The late judge didn't have a chance to move Supreme Court jurisprudence. But his failure to be confirmed had a profound and regrettable effect on how we nominate justices today.
The relentless honesty and arrogant mien of Robert Bork, who has died at 84, during his unforgettable 1987 Supreme Court nomination hearing resulted in two very important things for this nation. First, it precluded the ideologue from becoming a life-tenured justice, which has meant over the intervening 25 years many saving graces for progressives and many bitter disappointments for conservatives. Second, it changed (forever, I suspect) the way judicial confirmation hearings unfold, by encouraging earnest nominees to say to the Senate Judiciary Committee nothing at all candid, specific, or profound about their judicial philosophies or views of the law.

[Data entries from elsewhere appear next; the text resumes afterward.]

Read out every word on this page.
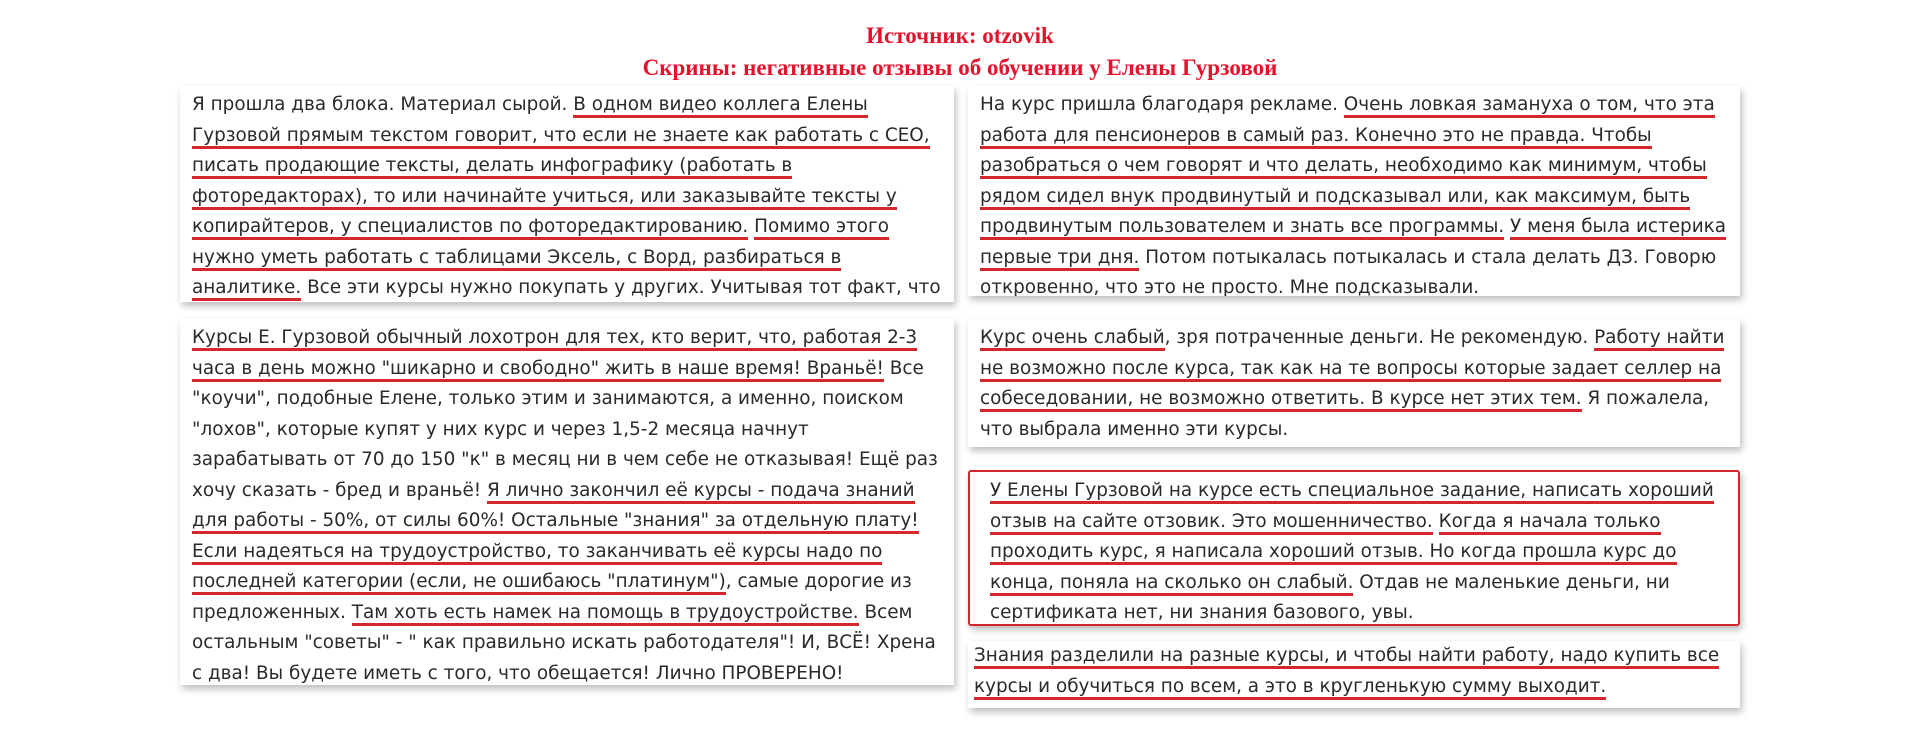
Источник: otzovik
Скрины: негативные отзывы об обучении у Елены Гурзовой
Я прошла два блока. Материал сырой. В одном видео коллега Елены Гурзовой прямым текстом говорит, что если не знаете как работать с СЕО, писать продающие тексты, делать инфографику (работать в фоторедакторах), то или начинайте учиться, или заказывайте тексты у копирайтеров, у специалистов по фоторедактированию. Помимо этого нужно уметь работать с таблицами Эксель, с Ворд, разбираться в аналитике. Все эти курсы нужно покупать у других. Учитывая тот факт, что
На курс пришла благодаря рекламе. Очень ловкая замануха о том, что эта работа для пенсионеров в самый раз. Конечно это не правда. Чтобы разобраться о чем говорят и что делать, необходимо как минимум, чтобы рядом сидел внук продвинутый и подсказывал или, как максимум, быть продвинутым пользователем и знать все программы. У меня была истерика первые три дня. Потом потыкалась потыкалась и стала делать ДЗ. Говорю откровенно, что это не просто. Мне подсказывали.
Курсы Е. Гурзовой обычный лохотрон для тех, кто верит, что, работая 2-3 часа в день можно "шикарно и свободно" жить в наше время! Враньё! Все "коучи", подобные Елене, только этим и занимаются, а именно, поиском "лохов", которые купят у них курс и через 1,5-2 месяца начнут зарабатывать от 70 до 150 "к" в месяц ни в чем себе не отказывая! Ещё раз хочу сказать - бред и враньё! Я лично закончил её курсы - подача знаний для работы - 50%, от силы 60%! Остальные "знания" за отдельную плату! Если надеяться на трудоустройство, то заканчивать её курсы надо по последней категории (если, не ошибаюсь "платинум"), самые дорогие из предложенных. Там хоть есть намек на помощь в трудоустройстве. Всем остальным "советы" - " как правильно искать работодателя"! И, ВСЁ! Хрена с два! Вы будете иметь с того, что обещается! Лично ПРОВЕРЕНО!
Курс очень слабый, зря потраченные деньги. Не рекомендую. Работу найти не возможно после курса, так как на те вопросы которые задает селлер на собеседовании, не возможно ответить. В курсе нет этих тем. Я пожалела, что выбрала именно эти курсы.
У Елены Гурзовой на курсе есть специальное задание, написать хороший отзыв на сайте отзовик. Это мошенничество. Когда я начала только проходить курс, я написала хороший отзыв. Но когда прошла курс до конца, поняла на сколько он слабый. Отдав не маленькие деньги, ни сертификата нет, ни знания базового, увы.
Знания разделили на разные курсы, и чтобы найти работу, надо купить все курсы и обучиться по всем, а это в кругленькую сумму выходит.
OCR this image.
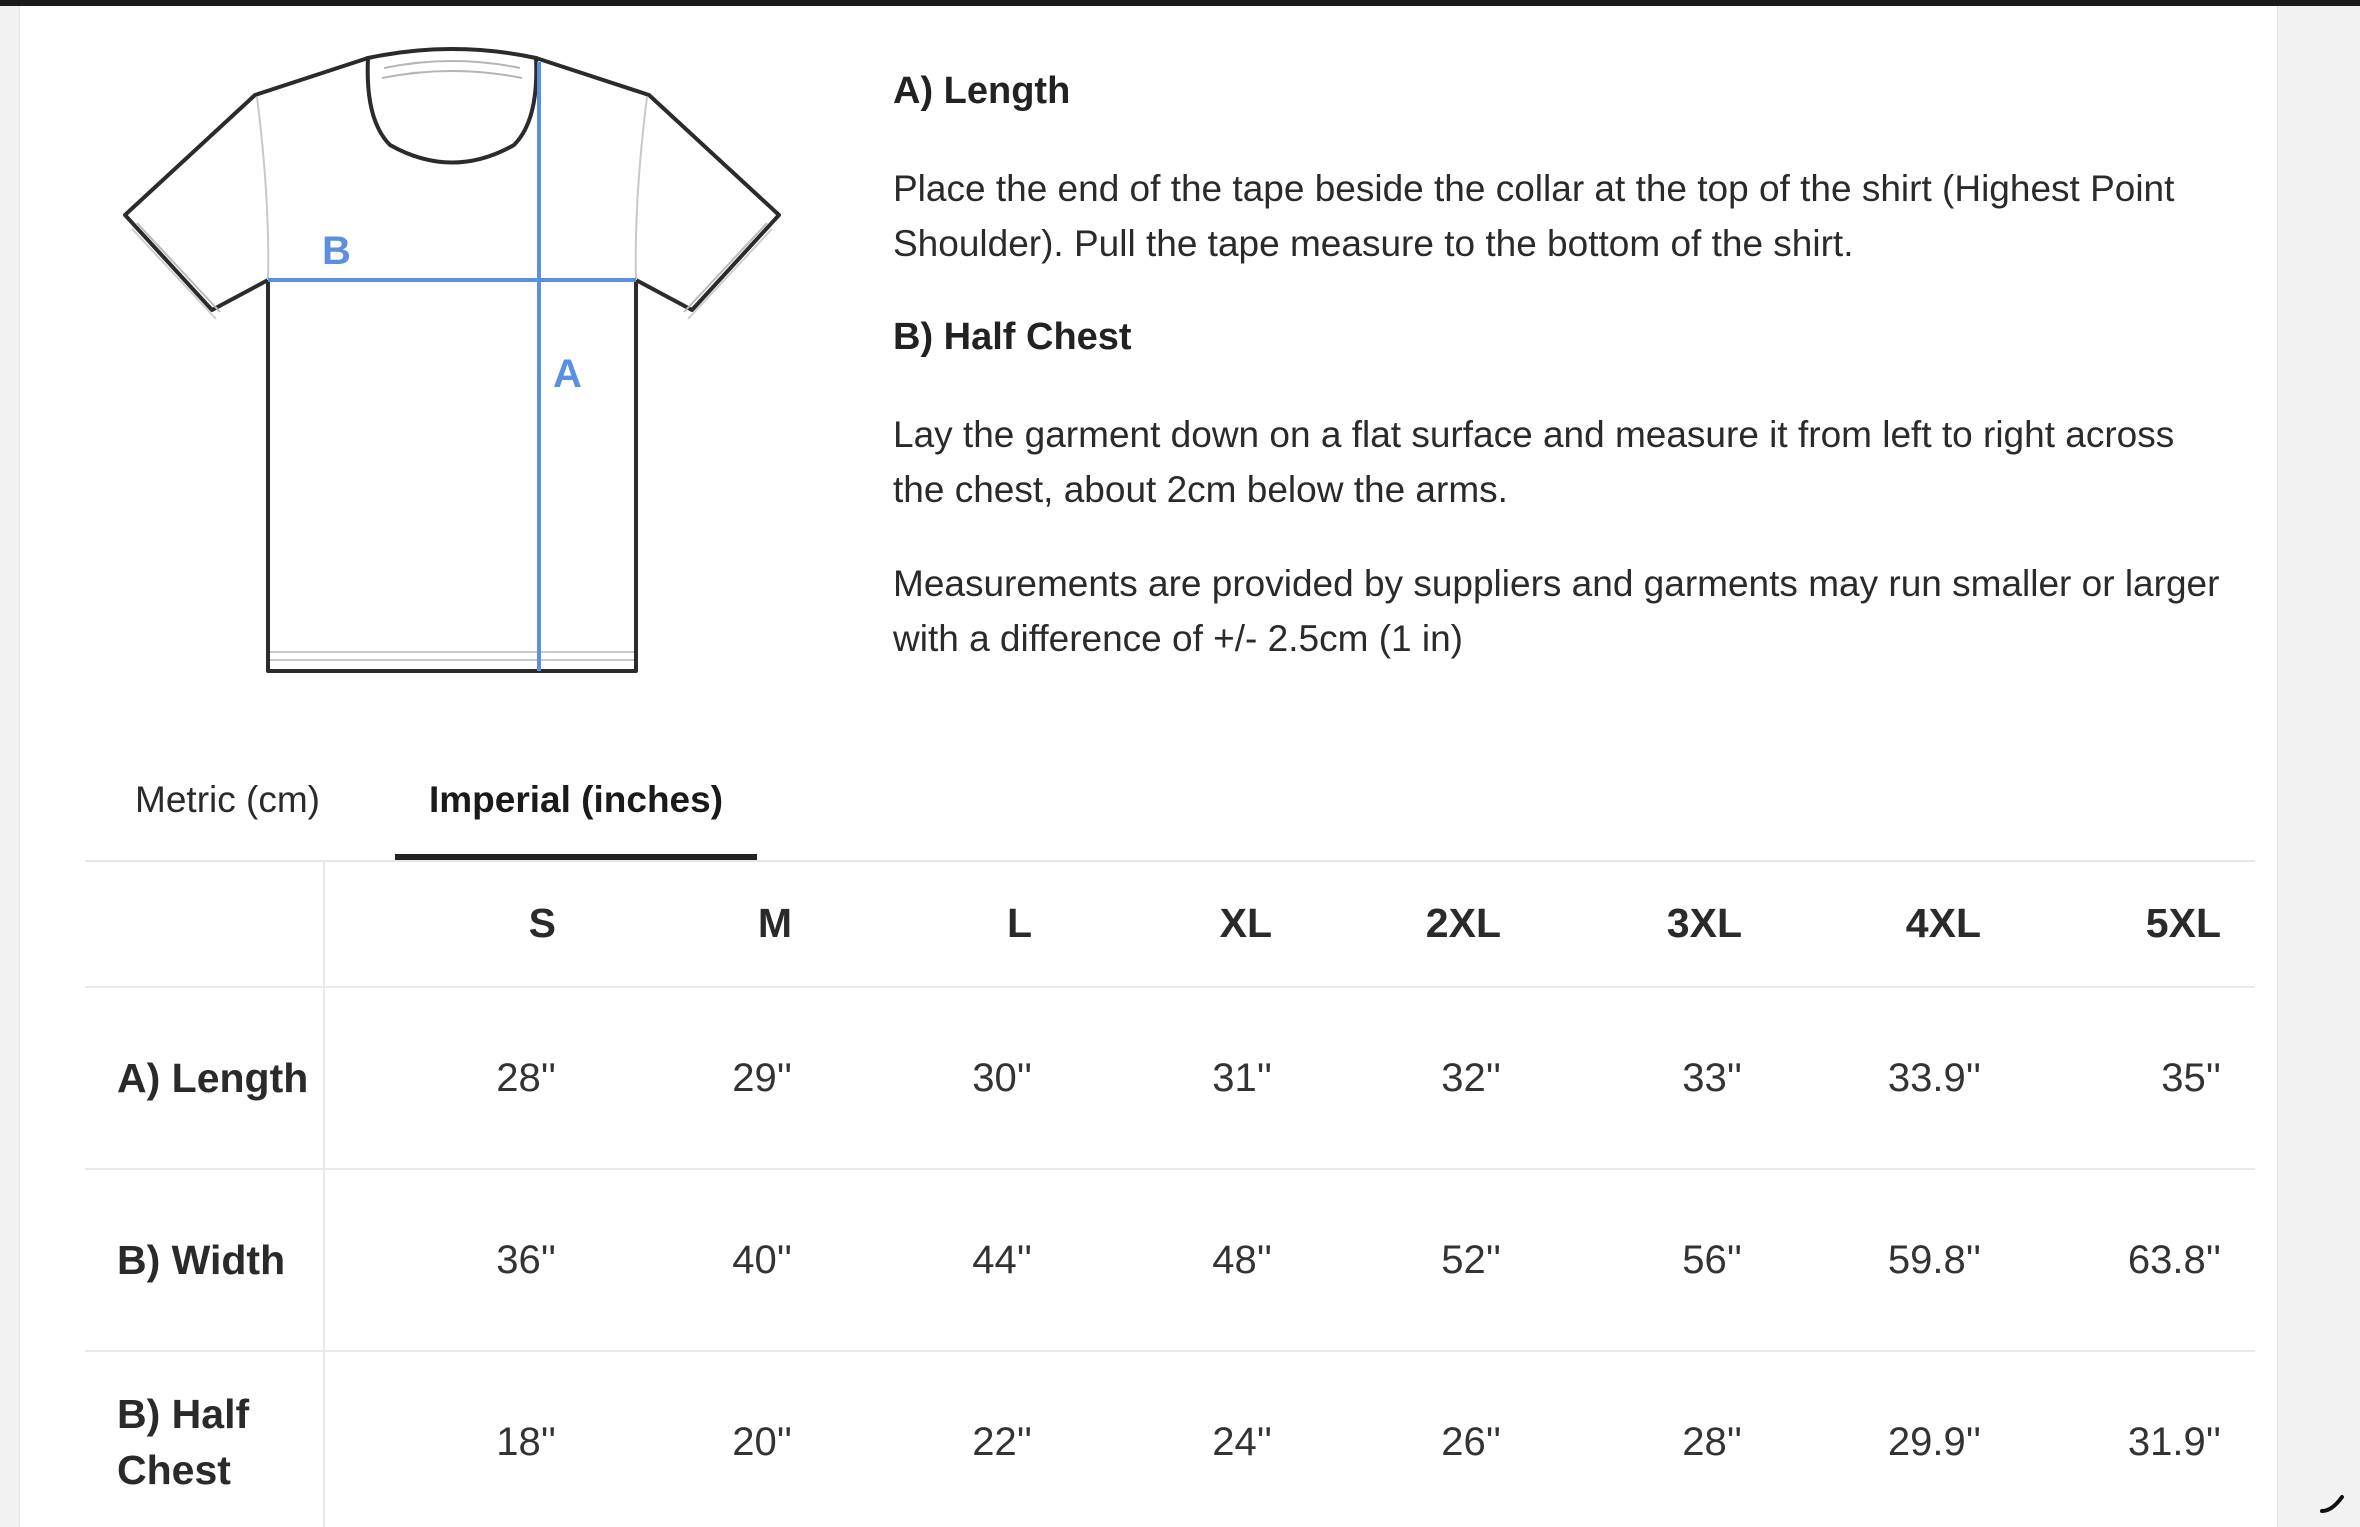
B
A
A) Length

Place the end of the tape beside the collar at the top of the shirt (Highest Point Shoulder). Pull the tape measure to the bottom of the shirt.

B) Half Chest

Lay the garment down on a flat surface and measure it from left to right across the chest, about 2cm below the arms.

Measurements are provided by suppliers and garments may run smaller or larger with a difference of +/- 2.5cm (1 in)

Metric (cm)	Imperial (inches)
	S	M	L	XL	2XL	3XL	4XL	5XL
A) Length	28''	29''	30''	31''	32''	33''	33.9''	35''
B) Width	36''	40''	44''	48''	52''	56''	59.8''	63.8''
B) Half Chest	18''	20''	22''	24''	26''	28''	29.9''	31.9''
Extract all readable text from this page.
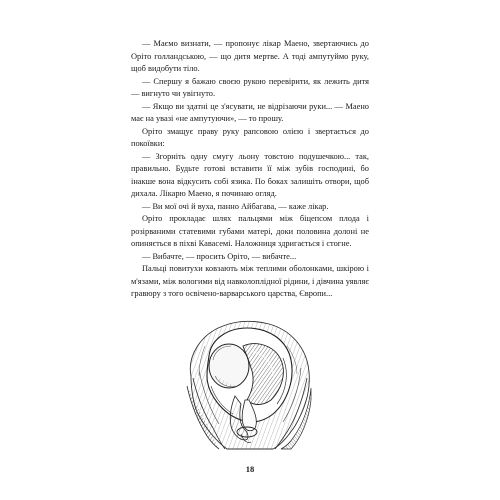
— Маємо визнати, — пропонує лікар Маено, звертаючись до Оріто голландською, — що дитя мертве. А тоді ампутуймо руку, щоб видобути тіло.

— Спершу я бажаю своєю рукою перевірити, як лежить дитя — вигнуто чи увігнуто.

— Якщо ви здатні це з'ясувати, не відрізаючи руки... — Маено має на увазі «не ампутуючи», — то прошу.

Оріто змащує праву руку рапсовою олією і звертається до покоївки:

— Згорніть одну смугу льону товстою подушечкою... так, правильно. Будьте готові вставити її між зубів господині, бо інакше вона відкусить собі язика. По боках залишіть отвори, щоб дихала. Лікарю Маено, я починаю огляд.

— Ви мої очі й вуха, панно Айбагава, — каже лікар.

Оріто прокладає шлях пальцями між біцепсом плода і розірваними статевими губами матері, доки половина долоні не опиняється в піхві Кавасемі. Наложниця здригається і стогне.

— Вибачте, — просить Оріто, — вибачте...

Пальці повитухи ковзають між теплими оболонками, шкірою і м'язами, між вологими від навколоплідної рідини, і дівчина уявляє гравюру з того освічено-варварського царства, Європи...

18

Reasonable minds may argue over how different American law would be today if the Senate had confirmed Bork. The position ultimately was filled by Anthony Kennedy, who has been a diehard conservative in some areas (like economic policy and the First Amendment) and an unabashed liberal in others (like gay rights and restrictions on capital punishment). My best guess is that Bork would have been a conservative activist very much in the manner of Justice Antonin Scalia, a loud and consistent vote to roll back precedent not just to pre-Warren Court positions but to the Lochner-era sensibilities of a century ago.
But no reasonable person today can contend that judicial nomination proceedings are more insightful and productive in the wake of the Bork hearing. Throughout the long history of court appointments, confirmations had rarely been detailed affairs. In 1962, for example, John F. Kennedy appointee Byron White was questioned by the Senate Judiciary Committee for all of 11 minutes. In fact, it wasn't until 1925 that a Supreme Court nominee (Harlan Fiske Stone) even appeared before the committee and it was another 14 years before a second (Felix Frankfurter) did so.